- Church: Episcopal Church
- Diocese: Delaware
- Elected: June 14, 1986
- In office: 1986–1997
- Predecessor: William Hawley Clark
- Successor: Wayne P. Wright

Orders
- Ordination: June 1, 1964 (transitional diaconate) December 19, 1964 (priesthood) by George P. Gunn
- Consecration: November 8, 1986 by Arthur Heath Light

Personal details
- Born: October 24, 1932 Hampton, Virginia, U.S.
- Died: February 7, 2026 (aged 93) Seattle, Washington, U.S.
- Denomination: Episcopalian
- Spouse: Hyde Southall Jones (m. 1954, d. 2022)
- Children: 4
- Education: College of William & Mary (B.A.), (J.D.) Virginia Theological Seminary (M.Div.)

= Cabell Tennis =

American Episcopalian prelate (1932–2026)
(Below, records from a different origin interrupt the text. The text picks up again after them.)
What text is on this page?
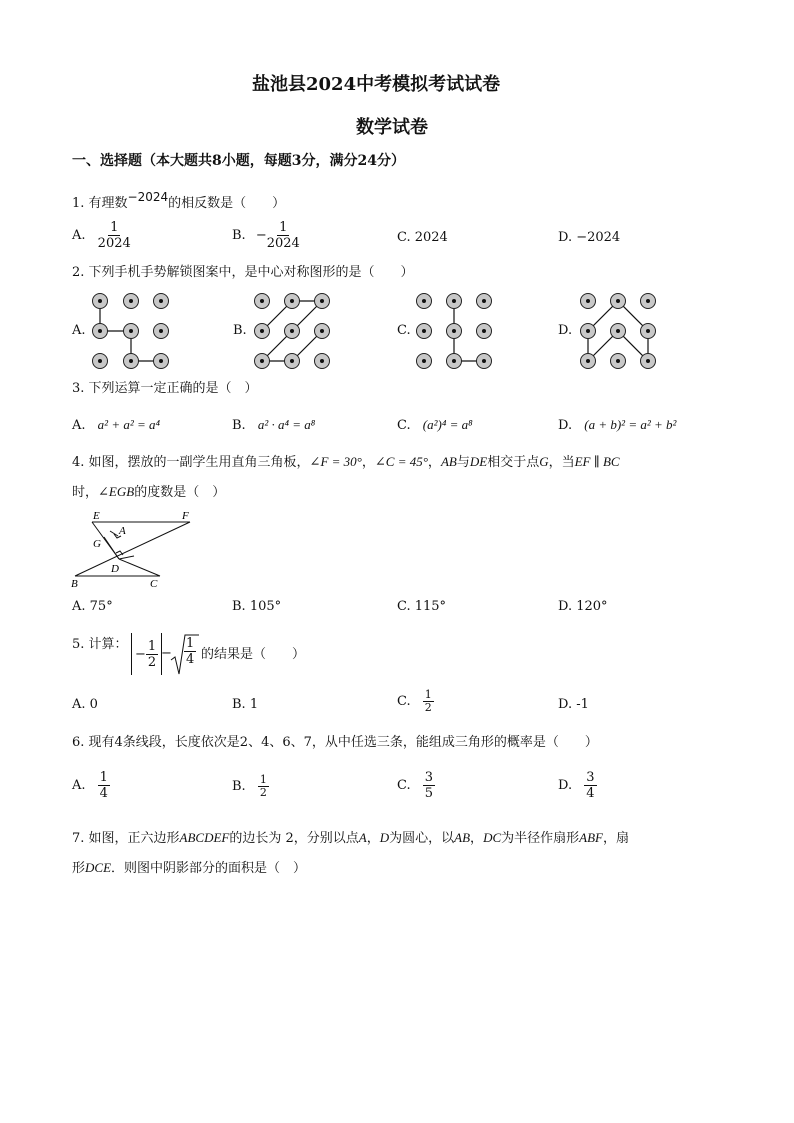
盐池县2024中考模拟考试试卷
数学试卷
一、选择题（本大题共8小题，每题3分，满分24分）
1. 有理数−2024的相反数是（　　）
A. $\frac{1}{2024}$	B. − $\frac{1}{2024}$	C. 2024	D. −2024
2. 下列手机手势解锁图案中，是中心对称图形的是（　　）
A.	B.	C.	D.
3. 下列运算一定正确的是（　）
A. a² + a² = a⁴	B. a² · a⁴ = a⁸	C. (a²)⁴ = a⁸	D. (a + b)² = a² + b²
4. 如图，摆放的一副学生用直角三角板，∠F = 30°，∠C = 45°，AB与DE相交于点G，当EF ∥ BC
时，∠EGB的度数是（　）
E	F
A
G
D
B	C
A. 75°	B. 105°	C. 115°	D. 120°
5. 计算：
− $\frac{1}{2} - \frac{1}{4}$ 的结果是（　　）
A. 0	B. 1	C. $\frac{1}{2}$	D. -1
6. 现有4条线段，长度依次是2、4、6、7，从中任选三条，能组成三角形的概率是（　　）
A. $\frac{1}{4}$	B. $\frac{1}{2}$	C. $\frac{3}{5}$	D. $\frac{3}{4}$
7. 如图，正六边形ABCDEF的边长为 2，分别以点A，D为圆心，以AB，DC为半径作扇形ABF，扇
形DCE．则图中阴影部分的面积是（　）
Calvin Cabell Tennis (October 24, 1932 – February 7, 2026) was an American Episcopalian prelate who was the Bishop of Delaware from 1986 to 1997.

==Biography==
Tennis was born in Hampton, Virginia, on October 24, 1932. He studied at the College of William & Mary from which he graduated with a Bachelor of Arts in 1954 and with a Juris Doctor, in 1956 after which he was admitted to the Virginia State Bar. Later, Tennis studied at the Virginia Theological Seminary from where he graduated with a Master of Divinity in 1964.
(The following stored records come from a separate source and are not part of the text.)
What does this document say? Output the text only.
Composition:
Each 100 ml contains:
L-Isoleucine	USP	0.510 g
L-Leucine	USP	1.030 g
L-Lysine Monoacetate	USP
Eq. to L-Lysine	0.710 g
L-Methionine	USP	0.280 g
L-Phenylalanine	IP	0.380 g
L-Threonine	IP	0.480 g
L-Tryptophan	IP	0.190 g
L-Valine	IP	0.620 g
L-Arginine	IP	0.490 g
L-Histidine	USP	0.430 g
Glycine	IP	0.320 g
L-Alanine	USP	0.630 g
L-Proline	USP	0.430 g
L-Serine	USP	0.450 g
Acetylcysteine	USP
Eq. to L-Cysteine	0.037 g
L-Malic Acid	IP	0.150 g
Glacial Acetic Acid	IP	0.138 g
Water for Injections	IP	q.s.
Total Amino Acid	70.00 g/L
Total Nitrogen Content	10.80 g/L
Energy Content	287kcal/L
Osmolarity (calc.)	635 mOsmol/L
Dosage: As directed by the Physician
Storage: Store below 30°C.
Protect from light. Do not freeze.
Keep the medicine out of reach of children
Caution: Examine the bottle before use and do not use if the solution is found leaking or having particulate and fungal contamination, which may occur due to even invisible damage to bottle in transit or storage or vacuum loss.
He was made deacon in 1964 and ordained to the priesthood on December 19, 1964. In 1964 he became curate at St John's Church in Portsmouth, Virginia, after which he became rector of Trinity Church in Buffalo, New York. In 1972 he became dean and rector of St Mark's Cathedral in Seattle. He also served as a deputy to the 1982 General Convention and was for a time adjunct professor at the General Theological Seminary.
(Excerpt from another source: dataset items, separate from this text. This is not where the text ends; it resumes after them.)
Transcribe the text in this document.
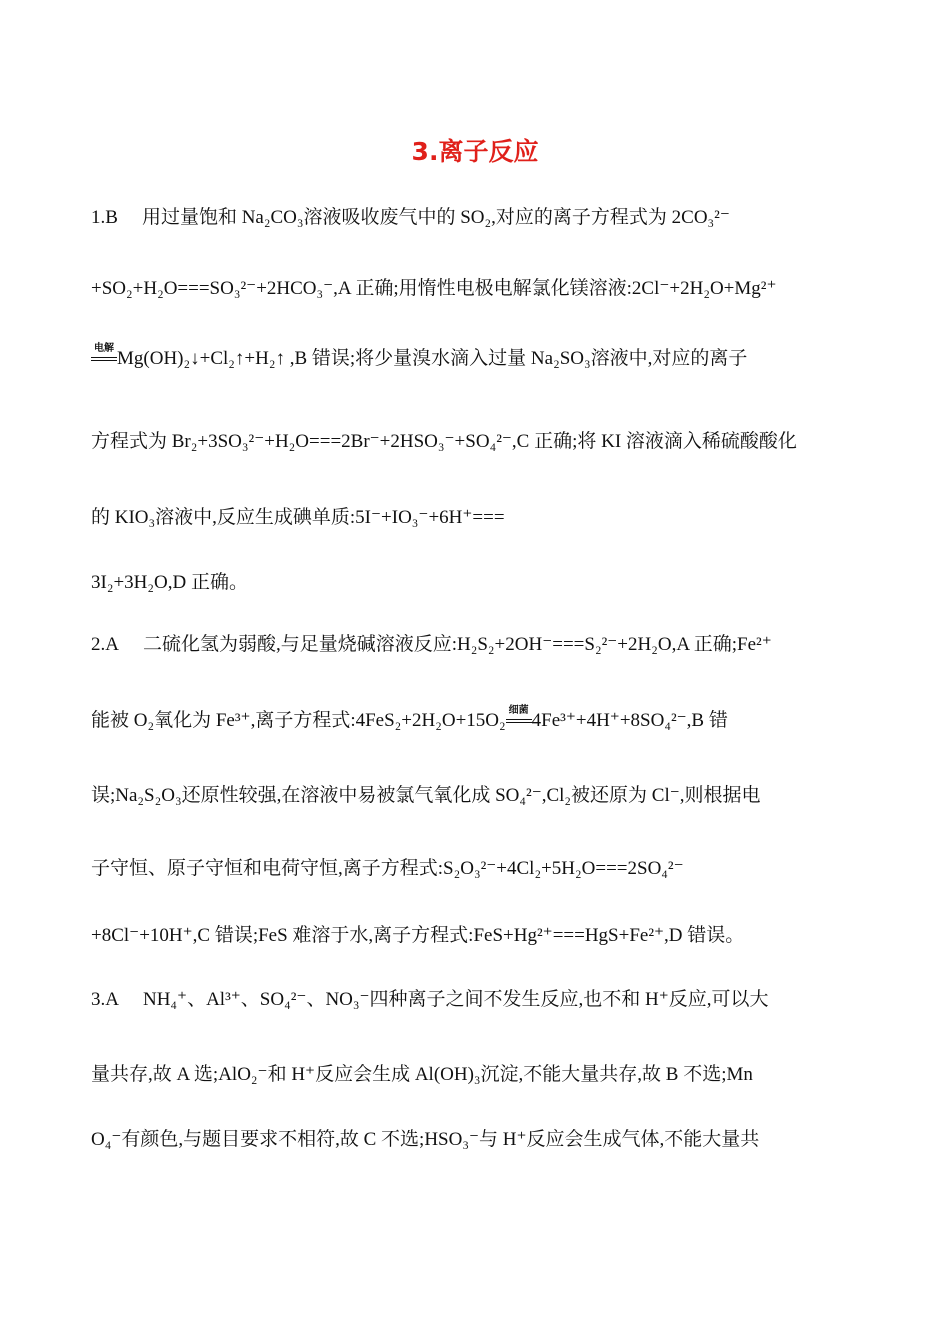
3.离子反应
1.B 用过量饱和 Na₂CO₃溶液吸收废气中的 SO₂,对应的离子方程式为 2CO₃²⁻
+SO₂+H₂O===SO₃²⁻+2HCO₃⁻,A 正确;用惰性电极电解氯化镁溶液:2Cl⁻+2H₂O+Mg²⁺
电解 Mg(OH)₂↓+Cl₂↑+H₂↑ ,B 错误;将少量溴水滴入过量 Na₂SO₃溶液中,对应的离子
方程式为 Br₂+3SO₃²⁻+H₂O===2Br⁻+2HSO₃⁻+SO₄²⁻,C 正确;将 KI 溶液滴入稀硫酸酸化
的 KIO₃溶液中,反应生成碘单质:5I⁻+IO₃⁻+6H⁺===
3I₂+3H₂O,D 正确。
2.A 二硫化氢为弱酸,与足量烧碱溶液反应:H₂S₂+2OH⁻===S₂²⁻+2H₂O,A 正确;Fe²⁺
能被 O₂氧化为 Fe³⁺,离子方程式:4FeS₂+2H₂O+15O₂ 细菌 4Fe³⁺+4H⁺+8SO₄²⁻,B 错
误;Na₂S₂O₃还原性较强,在溶液中易被氯气氧化成 SO₄²⁻,Cl₂被还原为 Cl⁻,则根据电
子守恒、原子守恒和电荷守恒,离子方程式:S₂O₃²⁻+4Cl₂+5H₂O===2SO₄²⁻
+8Cl⁻+10H⁺,C 错误;FeS 难溶于水,离子方程式:FeS+Hg²⁺===HgS+Fe²⁺,D 错误。
3.A NH₄⁺、Al³⁺、SO₄²⁻、NO₃⁻四种离子之间不发生反应,也不和 H⁺反应,可以大
量共存,故 A 选;AlO₂⁻和 H⁺反应会生成 Al(OH)₃沉淀,不能大量共存,故 B 不选;Mn
O₄⁻有颜色,与题目要求不相符,故 C 不选;HSO₃⁻与 H⁺反应会生成气体,不能大量共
On June 14, 1986, he was elected Bishop of Delaware and was consecrated on November 8, 1986, by Arthur Heath Light of Southwestern Virginia in St Helena's Roman Catholic Church in Wilmington, Delaware. Before his retirement, Tennis was one of the bishops involved in the heresy trial of Bishop Walter C. Righter for ordaining a gay person as a deacon.

Tennis retired on December 31, 1997, and died at his home in Seattle, Washington, on February 7, 2026, at the age of 93.